Myers has been working in the field in Spokane since 1995 and has witnessed more ups and downs with the support movement than she cares to remember.
“In this area, it’s always been hard to keep groups consistently going. I was the only one with a group for a very long time. … The fact that CHER has helped the task force get going is wonderful,” she says. “There are still professionals — doctors — who have no idea about [the disease]. That’s why we did the fashion show and the resource guide, to raise funding [and awareness] for the task force.”
Myers says what’s greatly needed in the area is a one-stop-shopping location, where patients can see a nutritionist, doctor and therapist; attend a support group; or participate in a cooking class.

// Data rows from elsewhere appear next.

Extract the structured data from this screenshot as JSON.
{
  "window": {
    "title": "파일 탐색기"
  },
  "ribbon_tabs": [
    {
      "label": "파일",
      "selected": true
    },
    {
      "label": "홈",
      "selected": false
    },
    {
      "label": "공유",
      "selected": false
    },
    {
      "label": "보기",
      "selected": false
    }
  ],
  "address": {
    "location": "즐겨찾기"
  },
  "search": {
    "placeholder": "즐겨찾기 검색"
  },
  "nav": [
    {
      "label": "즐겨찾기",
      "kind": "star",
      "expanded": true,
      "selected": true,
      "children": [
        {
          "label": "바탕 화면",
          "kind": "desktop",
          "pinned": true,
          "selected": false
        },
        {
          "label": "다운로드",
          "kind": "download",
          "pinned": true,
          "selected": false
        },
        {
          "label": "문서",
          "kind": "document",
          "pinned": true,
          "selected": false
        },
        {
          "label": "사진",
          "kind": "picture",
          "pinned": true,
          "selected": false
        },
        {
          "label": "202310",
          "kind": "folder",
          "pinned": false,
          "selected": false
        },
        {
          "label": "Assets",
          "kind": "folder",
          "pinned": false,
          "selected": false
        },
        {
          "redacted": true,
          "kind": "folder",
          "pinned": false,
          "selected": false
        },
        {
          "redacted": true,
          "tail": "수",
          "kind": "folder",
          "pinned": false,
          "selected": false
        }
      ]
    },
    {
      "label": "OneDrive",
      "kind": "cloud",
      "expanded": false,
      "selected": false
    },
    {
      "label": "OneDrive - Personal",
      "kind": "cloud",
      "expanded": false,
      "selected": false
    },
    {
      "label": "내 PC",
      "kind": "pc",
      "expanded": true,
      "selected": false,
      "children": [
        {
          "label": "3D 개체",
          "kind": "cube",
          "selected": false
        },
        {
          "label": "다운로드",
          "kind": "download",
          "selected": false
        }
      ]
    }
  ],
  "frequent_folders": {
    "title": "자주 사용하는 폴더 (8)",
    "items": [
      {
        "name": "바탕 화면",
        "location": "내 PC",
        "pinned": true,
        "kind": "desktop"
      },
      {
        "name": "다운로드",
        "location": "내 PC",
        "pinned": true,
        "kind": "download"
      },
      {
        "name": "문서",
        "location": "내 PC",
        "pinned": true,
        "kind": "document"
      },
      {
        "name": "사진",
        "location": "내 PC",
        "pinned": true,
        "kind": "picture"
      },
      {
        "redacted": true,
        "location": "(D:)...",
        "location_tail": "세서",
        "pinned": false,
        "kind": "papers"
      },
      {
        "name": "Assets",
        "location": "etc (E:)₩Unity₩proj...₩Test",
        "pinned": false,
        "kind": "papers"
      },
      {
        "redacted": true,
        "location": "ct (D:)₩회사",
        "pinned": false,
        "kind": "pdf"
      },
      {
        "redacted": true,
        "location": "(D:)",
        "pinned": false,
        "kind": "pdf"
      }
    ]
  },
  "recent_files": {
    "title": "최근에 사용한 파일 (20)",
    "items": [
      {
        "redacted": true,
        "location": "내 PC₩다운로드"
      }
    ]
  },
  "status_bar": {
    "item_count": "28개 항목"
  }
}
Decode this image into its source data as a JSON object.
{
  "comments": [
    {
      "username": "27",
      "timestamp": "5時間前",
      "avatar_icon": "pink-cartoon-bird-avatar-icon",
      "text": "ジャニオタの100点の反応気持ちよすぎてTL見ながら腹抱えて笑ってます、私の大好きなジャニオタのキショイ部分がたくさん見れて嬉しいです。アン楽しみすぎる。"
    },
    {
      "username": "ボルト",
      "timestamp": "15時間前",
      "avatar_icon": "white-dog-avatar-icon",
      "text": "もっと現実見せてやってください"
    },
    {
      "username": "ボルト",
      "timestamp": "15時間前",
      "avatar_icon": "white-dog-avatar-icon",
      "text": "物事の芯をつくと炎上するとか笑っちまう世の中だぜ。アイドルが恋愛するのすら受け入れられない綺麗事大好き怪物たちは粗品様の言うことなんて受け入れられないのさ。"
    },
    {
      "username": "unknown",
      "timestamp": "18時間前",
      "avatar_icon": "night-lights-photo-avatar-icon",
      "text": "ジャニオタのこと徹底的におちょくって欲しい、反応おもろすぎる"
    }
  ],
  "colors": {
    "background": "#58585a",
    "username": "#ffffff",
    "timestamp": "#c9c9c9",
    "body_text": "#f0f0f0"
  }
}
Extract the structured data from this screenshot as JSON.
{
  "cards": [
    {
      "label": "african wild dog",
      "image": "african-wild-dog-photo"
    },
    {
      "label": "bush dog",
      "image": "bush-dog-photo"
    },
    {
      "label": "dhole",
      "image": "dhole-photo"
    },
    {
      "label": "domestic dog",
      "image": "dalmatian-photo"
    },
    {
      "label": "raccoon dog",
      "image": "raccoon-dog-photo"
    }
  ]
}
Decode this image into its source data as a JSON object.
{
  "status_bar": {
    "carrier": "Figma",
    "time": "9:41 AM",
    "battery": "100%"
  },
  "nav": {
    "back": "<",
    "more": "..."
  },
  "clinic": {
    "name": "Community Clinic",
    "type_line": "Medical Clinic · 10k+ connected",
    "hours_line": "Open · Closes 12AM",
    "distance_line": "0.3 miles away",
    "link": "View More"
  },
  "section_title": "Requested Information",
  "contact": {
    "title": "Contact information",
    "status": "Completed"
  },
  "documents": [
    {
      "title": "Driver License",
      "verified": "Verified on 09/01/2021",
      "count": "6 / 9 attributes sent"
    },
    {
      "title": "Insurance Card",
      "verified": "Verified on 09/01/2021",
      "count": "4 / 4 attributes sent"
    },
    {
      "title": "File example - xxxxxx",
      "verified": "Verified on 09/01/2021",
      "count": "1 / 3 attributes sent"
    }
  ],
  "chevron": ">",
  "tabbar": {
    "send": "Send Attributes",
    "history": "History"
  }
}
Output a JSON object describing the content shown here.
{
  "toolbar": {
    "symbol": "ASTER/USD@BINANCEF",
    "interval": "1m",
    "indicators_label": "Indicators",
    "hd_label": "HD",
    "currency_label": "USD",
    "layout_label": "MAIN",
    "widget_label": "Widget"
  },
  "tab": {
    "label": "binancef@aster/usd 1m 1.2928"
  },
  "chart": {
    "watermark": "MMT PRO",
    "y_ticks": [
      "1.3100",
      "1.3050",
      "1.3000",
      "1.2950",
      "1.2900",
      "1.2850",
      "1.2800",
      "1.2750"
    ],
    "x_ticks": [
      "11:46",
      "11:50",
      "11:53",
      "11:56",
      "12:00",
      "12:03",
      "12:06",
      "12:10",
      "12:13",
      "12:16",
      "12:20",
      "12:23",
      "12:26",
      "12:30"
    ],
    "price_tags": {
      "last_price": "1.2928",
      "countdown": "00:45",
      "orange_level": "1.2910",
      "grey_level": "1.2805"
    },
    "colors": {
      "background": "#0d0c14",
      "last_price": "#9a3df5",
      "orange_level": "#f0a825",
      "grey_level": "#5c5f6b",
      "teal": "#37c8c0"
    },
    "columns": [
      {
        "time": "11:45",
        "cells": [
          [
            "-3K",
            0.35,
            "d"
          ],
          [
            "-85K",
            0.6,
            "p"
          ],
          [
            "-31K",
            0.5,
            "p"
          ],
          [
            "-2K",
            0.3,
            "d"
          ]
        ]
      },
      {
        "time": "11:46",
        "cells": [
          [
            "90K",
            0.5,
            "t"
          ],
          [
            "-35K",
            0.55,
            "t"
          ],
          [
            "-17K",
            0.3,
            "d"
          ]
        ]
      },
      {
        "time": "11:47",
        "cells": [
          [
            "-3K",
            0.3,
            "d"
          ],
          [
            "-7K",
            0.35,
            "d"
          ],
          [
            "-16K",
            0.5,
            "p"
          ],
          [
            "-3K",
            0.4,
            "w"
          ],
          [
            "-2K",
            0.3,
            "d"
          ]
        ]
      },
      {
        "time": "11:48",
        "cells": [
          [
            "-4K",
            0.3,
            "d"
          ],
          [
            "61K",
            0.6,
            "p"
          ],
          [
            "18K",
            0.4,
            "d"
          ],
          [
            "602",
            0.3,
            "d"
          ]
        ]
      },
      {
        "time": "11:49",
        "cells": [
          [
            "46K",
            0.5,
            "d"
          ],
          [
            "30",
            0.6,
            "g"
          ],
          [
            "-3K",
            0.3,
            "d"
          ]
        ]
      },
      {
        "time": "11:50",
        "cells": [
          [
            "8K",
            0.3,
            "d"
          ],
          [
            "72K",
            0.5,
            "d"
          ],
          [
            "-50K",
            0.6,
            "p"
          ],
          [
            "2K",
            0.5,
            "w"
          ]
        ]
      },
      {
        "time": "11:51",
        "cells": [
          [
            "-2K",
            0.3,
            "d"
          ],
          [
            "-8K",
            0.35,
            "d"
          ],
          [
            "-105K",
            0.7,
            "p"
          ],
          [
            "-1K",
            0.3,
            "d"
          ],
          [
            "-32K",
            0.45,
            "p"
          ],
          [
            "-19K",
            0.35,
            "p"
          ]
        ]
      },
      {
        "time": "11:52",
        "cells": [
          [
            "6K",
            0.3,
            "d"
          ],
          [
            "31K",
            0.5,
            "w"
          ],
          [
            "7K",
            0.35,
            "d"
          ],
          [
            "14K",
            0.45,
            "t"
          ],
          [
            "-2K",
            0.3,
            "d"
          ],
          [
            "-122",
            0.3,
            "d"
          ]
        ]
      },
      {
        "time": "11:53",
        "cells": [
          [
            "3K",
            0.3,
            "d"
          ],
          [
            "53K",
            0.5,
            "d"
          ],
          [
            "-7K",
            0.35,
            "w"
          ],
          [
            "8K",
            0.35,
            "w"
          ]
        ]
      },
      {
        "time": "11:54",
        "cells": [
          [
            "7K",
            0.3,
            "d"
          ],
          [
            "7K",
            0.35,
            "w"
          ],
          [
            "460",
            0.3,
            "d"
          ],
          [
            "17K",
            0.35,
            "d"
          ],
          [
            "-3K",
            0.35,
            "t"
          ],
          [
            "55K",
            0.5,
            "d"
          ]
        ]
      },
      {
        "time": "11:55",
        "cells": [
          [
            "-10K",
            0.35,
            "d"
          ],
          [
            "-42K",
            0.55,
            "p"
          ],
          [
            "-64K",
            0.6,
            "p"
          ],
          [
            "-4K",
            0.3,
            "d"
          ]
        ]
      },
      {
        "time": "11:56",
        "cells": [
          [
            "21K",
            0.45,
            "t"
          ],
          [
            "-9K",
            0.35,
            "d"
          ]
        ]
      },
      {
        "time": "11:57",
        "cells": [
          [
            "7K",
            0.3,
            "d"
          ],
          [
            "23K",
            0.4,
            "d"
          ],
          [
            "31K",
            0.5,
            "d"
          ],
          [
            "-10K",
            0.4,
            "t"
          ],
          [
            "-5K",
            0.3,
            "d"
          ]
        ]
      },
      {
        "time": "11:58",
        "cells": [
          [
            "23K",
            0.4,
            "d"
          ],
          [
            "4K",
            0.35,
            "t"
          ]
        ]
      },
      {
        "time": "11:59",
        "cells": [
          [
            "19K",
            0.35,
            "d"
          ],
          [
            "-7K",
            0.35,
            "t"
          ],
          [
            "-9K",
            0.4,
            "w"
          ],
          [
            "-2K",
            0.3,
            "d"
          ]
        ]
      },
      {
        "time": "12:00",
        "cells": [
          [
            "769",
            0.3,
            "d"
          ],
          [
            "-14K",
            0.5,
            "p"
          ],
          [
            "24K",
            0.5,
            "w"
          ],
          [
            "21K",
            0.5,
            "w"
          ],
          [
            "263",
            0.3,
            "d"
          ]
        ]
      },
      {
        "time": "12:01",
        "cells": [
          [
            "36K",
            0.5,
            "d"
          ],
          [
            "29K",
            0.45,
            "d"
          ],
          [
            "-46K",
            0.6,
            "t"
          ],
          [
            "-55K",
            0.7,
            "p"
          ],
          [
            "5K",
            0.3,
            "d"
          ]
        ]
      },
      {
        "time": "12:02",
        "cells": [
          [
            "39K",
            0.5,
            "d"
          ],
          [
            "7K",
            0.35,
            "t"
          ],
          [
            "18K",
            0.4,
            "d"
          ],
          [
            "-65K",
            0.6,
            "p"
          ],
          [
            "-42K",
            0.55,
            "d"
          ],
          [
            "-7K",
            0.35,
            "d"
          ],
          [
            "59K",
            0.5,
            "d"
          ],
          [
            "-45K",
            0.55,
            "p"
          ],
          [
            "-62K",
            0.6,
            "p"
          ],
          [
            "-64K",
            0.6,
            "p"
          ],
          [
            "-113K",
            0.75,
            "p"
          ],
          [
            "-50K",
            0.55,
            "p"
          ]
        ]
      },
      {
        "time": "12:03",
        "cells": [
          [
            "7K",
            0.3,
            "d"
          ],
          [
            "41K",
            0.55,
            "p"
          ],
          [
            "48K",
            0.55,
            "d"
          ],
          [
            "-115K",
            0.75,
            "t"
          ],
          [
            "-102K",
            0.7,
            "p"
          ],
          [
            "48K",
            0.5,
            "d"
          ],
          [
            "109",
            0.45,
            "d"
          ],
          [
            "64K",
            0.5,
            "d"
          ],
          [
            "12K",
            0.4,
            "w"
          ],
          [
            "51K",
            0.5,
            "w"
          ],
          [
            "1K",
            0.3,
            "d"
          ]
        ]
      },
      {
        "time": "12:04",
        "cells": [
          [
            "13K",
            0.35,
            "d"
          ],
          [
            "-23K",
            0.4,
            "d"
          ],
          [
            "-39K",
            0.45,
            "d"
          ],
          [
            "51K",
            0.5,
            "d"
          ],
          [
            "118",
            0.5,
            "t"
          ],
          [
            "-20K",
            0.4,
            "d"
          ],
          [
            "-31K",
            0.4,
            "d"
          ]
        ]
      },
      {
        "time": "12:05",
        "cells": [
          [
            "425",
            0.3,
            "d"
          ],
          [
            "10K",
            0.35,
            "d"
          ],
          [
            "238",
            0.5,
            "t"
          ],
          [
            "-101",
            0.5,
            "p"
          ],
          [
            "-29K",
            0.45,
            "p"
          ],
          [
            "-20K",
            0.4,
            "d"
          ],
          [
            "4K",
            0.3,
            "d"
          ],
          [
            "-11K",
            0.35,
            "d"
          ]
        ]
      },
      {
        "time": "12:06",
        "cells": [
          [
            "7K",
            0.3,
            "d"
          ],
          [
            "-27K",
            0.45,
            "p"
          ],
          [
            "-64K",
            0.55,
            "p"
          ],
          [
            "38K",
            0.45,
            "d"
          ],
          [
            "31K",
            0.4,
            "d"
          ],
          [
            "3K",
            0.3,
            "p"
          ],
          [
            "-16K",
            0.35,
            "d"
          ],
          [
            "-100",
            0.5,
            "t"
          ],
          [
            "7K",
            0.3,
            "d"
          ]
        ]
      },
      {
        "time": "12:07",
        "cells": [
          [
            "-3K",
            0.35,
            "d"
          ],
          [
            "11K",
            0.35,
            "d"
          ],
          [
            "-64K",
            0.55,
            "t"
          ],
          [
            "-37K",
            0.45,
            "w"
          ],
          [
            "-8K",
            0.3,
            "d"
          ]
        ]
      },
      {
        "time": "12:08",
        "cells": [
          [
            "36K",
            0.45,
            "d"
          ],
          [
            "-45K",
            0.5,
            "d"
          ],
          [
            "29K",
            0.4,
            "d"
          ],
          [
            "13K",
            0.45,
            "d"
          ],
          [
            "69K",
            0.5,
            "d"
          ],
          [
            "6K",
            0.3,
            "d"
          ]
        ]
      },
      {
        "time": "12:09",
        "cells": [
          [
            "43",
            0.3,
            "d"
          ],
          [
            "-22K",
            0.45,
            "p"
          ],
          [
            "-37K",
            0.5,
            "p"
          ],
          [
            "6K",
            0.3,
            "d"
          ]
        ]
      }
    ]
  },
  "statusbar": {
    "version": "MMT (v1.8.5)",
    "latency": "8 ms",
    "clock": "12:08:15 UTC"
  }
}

It would be a big change from how things are done now, with patients scrambling around town with appointments on different days and at different times.
The lack of convenience has contributed to a higher rate of relapse. “It’s been a struggle over the last 15 years, for sure,” Myers says. “I hope we can continue these programs we’ve started. We get this great energy and then it fizzles. CHER’s backing us is amazing and has been a huge help.”
Katy says that having a strong network of support and treatment is vital in helping people with the disease — even if just to help them identify and treat their problems earlier.
“When I was really sick, I didn’t want help,” she says. “I thought maybe it would just go away.”